R would prefer it if she were in a spacesuit, but doesn’t push it too much. I on the other hand am the opposite extreme and don’t want her to feel she cannot wear certain clothes or dress in a certain manner because ‘it’s wrong’.

So for the strapless issue, I told her she was too young to actually manage it, as it might be an uncomfortable dress to run and jump and fool around in with her friends, and suggested that we put a tiny strap on. When she feels she is going to spend a whole evening walking around daintily, we’ll get her a nice strapless dress.

I grew up with father who kept telling us what was acceptable clothing for a woman and what wasn’t (no-no to sleeveless and short clothes), not that we took his dos and don’ts seriously. There is another story to that, but that’s for later.

I digress. Back to O and Mayil and Sex. I told her sex wasn’t a bad thing, but it shouldn’t be her concern at this age. That she should always weigh what’s important and what’s not, what she should focus on at a point of time in life, and what she shouldn’t. That sex means a lot of responsibility too, which she is too young now for me to explain in detail. (I already told you I’m a gawky parent).

Am not sure if I could have used a different script effectively.

Anyways, more importantly, I had to tell her that just because someone talks about something she is not comfortable listening to, or she feels is not right, doesn’t make that person ‘bad’ and she shouldn’t be quick to judge. Unless of course it’s someone who is being abusive or violent. Then raise hell and damn the person.

Though she did tell me I was as cool a mum as Mayil’s, and gave me a patient hearing, I don’t think she is convinced. Just as she is not convinced it’s ok for men to marry men and women to marry women, even if her mum says so.

You see, at the moment what her friends and teachers think seem more important to her than what I have to say. I can only hope that in due time my words will have some clout in that young impressionable heart and mind of hers.
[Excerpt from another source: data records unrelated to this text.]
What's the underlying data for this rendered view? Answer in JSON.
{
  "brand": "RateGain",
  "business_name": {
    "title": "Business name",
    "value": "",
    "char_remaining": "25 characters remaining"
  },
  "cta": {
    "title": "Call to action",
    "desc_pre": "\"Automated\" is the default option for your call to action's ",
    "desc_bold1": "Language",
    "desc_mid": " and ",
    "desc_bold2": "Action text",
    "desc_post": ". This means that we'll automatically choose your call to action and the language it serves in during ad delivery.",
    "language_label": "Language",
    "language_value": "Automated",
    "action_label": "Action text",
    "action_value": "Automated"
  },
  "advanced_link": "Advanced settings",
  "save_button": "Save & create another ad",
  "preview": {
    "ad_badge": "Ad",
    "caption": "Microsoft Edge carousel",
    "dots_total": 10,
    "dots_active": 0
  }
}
Here is why I feel we shouldn’t at any stage tell our kids sex is bad. Because regardless of our opinion on the subject, they will have sex, and trends show, at a much earlier age than their parents.

If it’s in their head that it’s bad thing to do (who came up with that nonsense I wonder), they will not speak about it, and do it ‘in shame’ (gotta be Indian to understand this). Which means they will not be empowered enough to protect themselves physically or emotionally, and in all likelihood are going to confuse sexual gratification with actual relationships. Which means they might pile up regrets.

No, I am not spitting out ‘modern mum’ gyan. I am speaking from my experiences and that of my closest friends.

The more tyrannically strict the parent was, the more dangerous the child’s habits.

I am glad that this book gave me an opportunity to start this conversation with O.

I highly recommend this book for both adults and children.

Here is another reason why:

Mayil’s mum tells her that not everyone is beautiful, some people are really ugly. But each one decides how beautiful they want to be.

I absolutely loved that thought. Be beautiful people.